By Commissioner of Agriculture Adam H. Putnam
Published in the Orlando Sentinel
An old proverb says; “when there is food, there are many problems; when there is no food, there is only one problem.” While we in the United States enjoy our bounty, most of the world’s population struggles mightily to feed themselves and manage the instability that accompanies scarcity.
Today, more than seven billion people make up the world’s population. By 2050, we’ll have two billion more as the world’s population is expected to surpass nine billion. In order to feed this growing population, the world’s farmers would have to increase food production by 70 percent. How is that possible?

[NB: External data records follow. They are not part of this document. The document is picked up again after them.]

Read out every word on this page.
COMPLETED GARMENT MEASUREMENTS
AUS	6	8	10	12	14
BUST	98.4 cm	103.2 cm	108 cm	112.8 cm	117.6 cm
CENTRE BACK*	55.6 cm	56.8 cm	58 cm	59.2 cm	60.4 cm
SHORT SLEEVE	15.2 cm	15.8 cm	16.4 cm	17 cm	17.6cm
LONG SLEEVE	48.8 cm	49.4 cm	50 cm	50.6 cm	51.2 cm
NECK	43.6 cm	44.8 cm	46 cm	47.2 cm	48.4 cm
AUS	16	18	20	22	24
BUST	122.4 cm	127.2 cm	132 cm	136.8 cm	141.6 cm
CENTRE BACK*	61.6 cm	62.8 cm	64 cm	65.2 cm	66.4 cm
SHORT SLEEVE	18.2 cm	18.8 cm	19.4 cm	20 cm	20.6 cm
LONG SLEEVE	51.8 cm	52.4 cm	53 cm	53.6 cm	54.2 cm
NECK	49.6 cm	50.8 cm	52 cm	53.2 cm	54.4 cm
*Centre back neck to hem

With research and technology, we’ve improved farming techniques, allowing us to produce more food on less land and with less labor. In 1960, the 17 largest crops grown in America totaled 252 million tons of production. By 1990, the same crops yielded 600 million tons on 25 million fewer acres.
Only with research and technology can we increase productivity and increase yield over the next 50 years to meet the demand of the growing population.
In some ways, however, the increase in efficiency has created a very real threat for the agriculture industry. There’s been a shift in society from one in which 98 percent of individuals were involved in food production to a society in which less than two percent of the population works to feed the rest. As our society has grown increasingly urbanized, people have lost their sense of where their food comes from. People visit a grocery store, restaurant or other food vendor with the expectation that the food they prefer will be available to them. Many have no idea the effort that goes into food production.
There are more than two million farms remaining in America and, collectively, they produce the lion’s share of the food and fiber that America and the rest of the world depend on. Here in Florida, more than 47,000 farms on 24 million acres produce more than 300 commodities during our year-round growing season, including cattle, timber, seafood, sugar, fruits, vegetables and nursery crops.
Our farms don’t just produce food and fiber, but they also power our economy. More than 21 million American workers produce, process or sell the nation’s food supply. Farms and ranches spent $311 billion to produce $374 billion in goods last year. The United States boasts a trade surplus in terms of agriculture, exporting $34 billion more than we import. Exports of agricultural products from Florida alone have increased by $1.2 billion – 40 percent – during the past five years. Agriculture has a $108 billion impact on our state’s economy and supports more than two million Florida jobs.
Despite the critical importance of agriculture to our society and the industry’s contributions to our economy, farm policies are being held hostage by Washington. The industry’s proposals that failed to pass the last Congress offered billions in savings while still modernizing our food, fiber and conservation policies.Washington must act to provide certainty to rural America and provide us with the food security this nation has come to rely on.
This week, farmers from around Florida and across the nation will gather in Kissimmee at the Commodity Classic. America’s soybean, corn, wheat and sorghum farmers will learn about the latest innovations in farming, explore methods to maximize efficiency and hear from the individuals whose research has transformed agricultural production. They’ll discuss farm policies and how we can nearly double food production to meet the demand of the world’s nine billion people by 2050.
So when the backbone of American agriculture makes their way to the nation’s capital of tourism this week, I hope you will welcome the farmers and show your support for what they do. Agriculture supplies the food and fiber that feeds you, me and the rest of the world.